Still, the stories -- some supported by affidavits from victims who escaped -- are as consistent as they are shocking. One is that as president of Iraq's national Olympic association, Uday installed a prison in its Baghdad headquarters to torture athletes who did not perform adequately.
He is also alleged to have ordered the hand of a security officer at Olympic headquarters amputated after the guard was wrongly accused of stealing sports equipment.

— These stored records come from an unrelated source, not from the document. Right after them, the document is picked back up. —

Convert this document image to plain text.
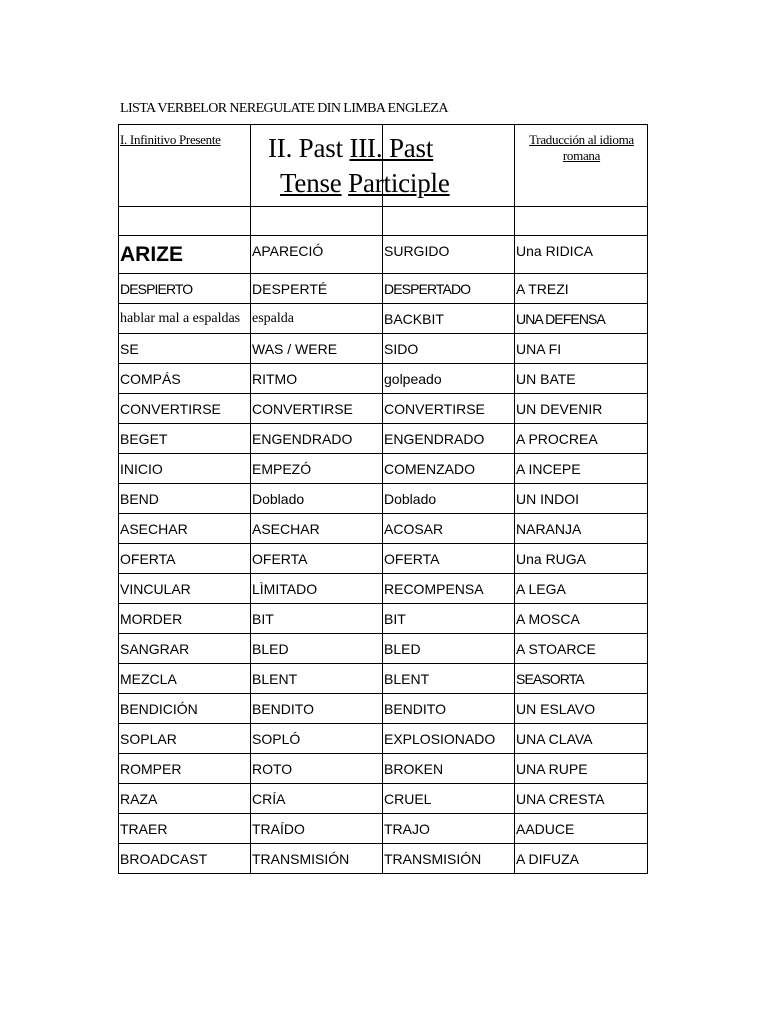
LISTA VERBELOR NEREGULATE DIN LIMBA ENGLEZA
I. Infinitivo Presente	II. Past III. Past
Tense Participle		Traducción al idioma romana

ARIZE	APARECIÓ	SURGIDO	Una RIDICA
DESPIERTO	DESPERTÉ	DESPERTADO	A TREZI
hablar mal a espaldas	espalda	BACKBIT	UNA DEFENSA
SE	WAS / WERE	SIDO	UNA FI
COMPÁS	RITMO	golpeado	UN BATE
CONVERTIRSE	CONVERTIRSE	CONVERTIRSE	UN DEVENIR
BEGET	ENGENDRADO	ENGENDRADO	A PROCREA
INICIO	EMPEZÓ	COMENZADO	A INCEPE
BEND	Doblado	Doblado	UN INDOI
ASECHAR	ASECHAR	ACOSAR	NARANJA
OFERTA	OFERTA	OFERTA	Una RUGA
VINCULAR	LÌMITADO	RECOMPENSA	A LEGA
MORDER	BIT	BIT	A MOSCA
SANGRAR	BLED	BLED	A STOARCE
MEZCLA	BLENT	BLENT	SEASORTA
BENDICIÓN	BENDITO	BENDITO	UN ESLAVO
SOPLAR	SOPLÓ	EXPLOSIONADO	UNA CLAVA
ROMPER	ROTO	BROKEN	UNA RUPE
RAZA	CRÍA	CRUEL	UNA CRESTA
TRAER	TRAÍDO	TRAJO	AADUCE
BROADCAST	TRANSMISIÓN	TRANSMISIÓN	A DIFUZA
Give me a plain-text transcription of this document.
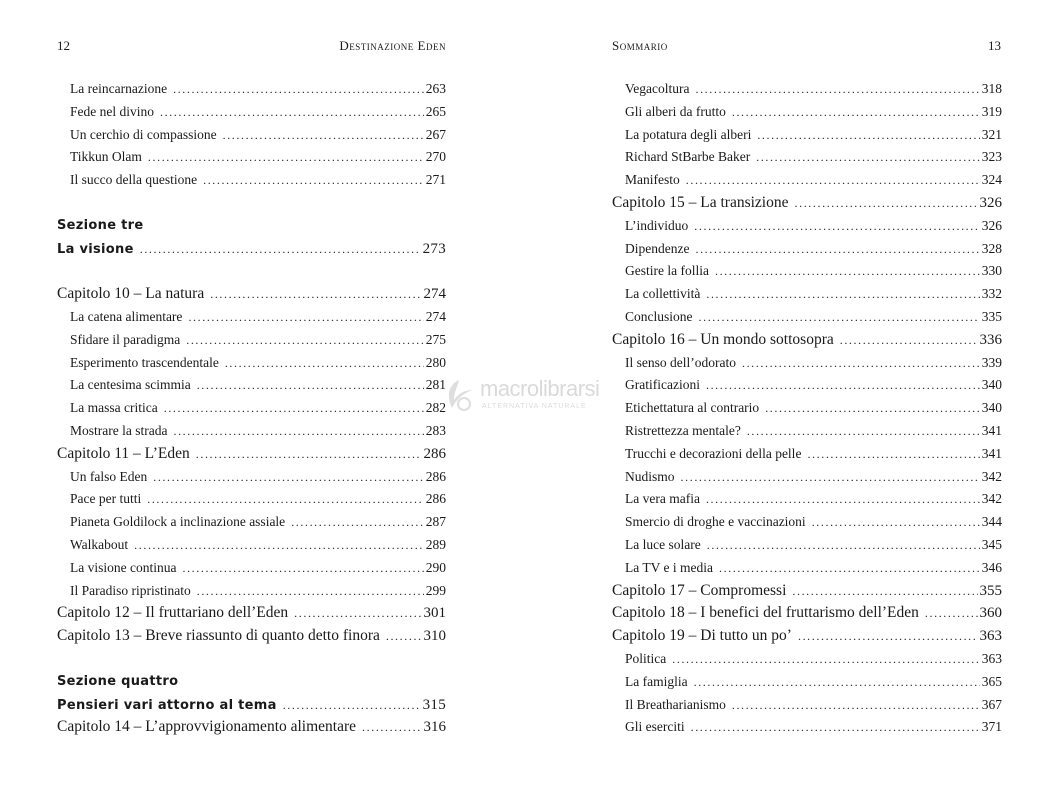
12	Destinazione Eden
La reincarnazione .....	263
Fede nel divino .....	265
Un cerchio di compassione .....	267
Tikkun Olam .....	270
Il succo della questione .....	271
Sezione tre
La visione .....	273
Capitolo 10 – La natura .....	274
La catena alimentare .....	274
Sfidare il paradigma .....	275
Esperimento trascendentale .....	280
La centesima scimmia .....	281
La massa critica .....	282
Mostrare la strada .....	283
Capitolo 11 – L’Eden .....	286
Un falso Eden .....	286
Pace per tutti .....	286
Pianeta Goldilock a inclinazione assiale .....	287
Walkabout .....	289
La visione continua .....	290
Il Paradiso ripristinato .....	299
Capitolo 12 – Il fruttariano dell’Eden .....	301
Capitolo 13 – Breve riassunto di quanto detto finora .....	310
Sezione quattro
Pensieri vari attorno al tema .....	315
Capitolo 14 – L’approvvigionamento alimentare .....	316
Sommario	13
Vegacoltura .....	318
Gli alberi da frutto .....	319
La potatura degli alberi .....	321
Richard StBarbe Baker .....	323
Manifesto .....	324
Capitolo 15 – La transizione .....	326
L’individuo .....	326
Dipendenze .....	328
Gestire la follia .....	330
La collettività .....	332
Conclusione .....	335
Capitolo 16 – Un mondo sottosopra .....	336
Il senso dell’odorato .....	339
Gratificazioni .....	340
Etichettatura al contrario .....	340
Ristrettezza mentale? .....	341
Trucchi e decorazioni della pelle .....	341
Nudismo .....	342
La vera mafia .....	342
Smercio di droghe e vaccinazioni .....	344
La luce solare .....	345
La TV e i media .....	346
Capitolo 17 – Compromessi .....	355
Capitolo 18 – I benefici del fruttarismo dell’Eden .....	360
Capitolo 19 – Di tutto un po’ .....	363
Politica .....	363
La famiglia .....	365
Il Breatharianismo .....	367
Gli eserciti .....	371
macrolibrarsi
ALTERNATIVA NATURALE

Uday, No. 3 on the list of 55 most-wanted men from the former Iraqi regime, is also accused of:
Raping scores of women;
Bludgeoning to death one of his father's faithful aides, whom he blamed for causing Saddam Hussein to discard his mother as a wife;
Having his henchmen beat the feet of players on the national soccer team who he said dishonoured Iraq by losing matches;
Spraying a machine gun at a family party, killing a number of dancers and wounding an uncle.
Routinely portrayed as a psychotic, wealthy playboy, Uday was said to have attended discotheques and to have had his bodyguards kidnap young women who resisted his entreaties.
Ismail Hussain, a former Iraqi pop star who performed for Uday and now lives in Ottawa, remembers that he indulged not only in women but in fast cars, foot-long Cuban cigars, expensive food and drink -- he had a fondness for Hennessey cognac -- designer clothes and expensive jewellery.
When U.S. troops overran Uday's mansion, they found tawdry paintings of naked women, photographs of prostitutes taken from the Internet and Chinese herbal sexual stimulants.
In 1996, Uday became a target himself when gunmen ambushed his car, hitting him with several bullets and leaving him partially paralyzed.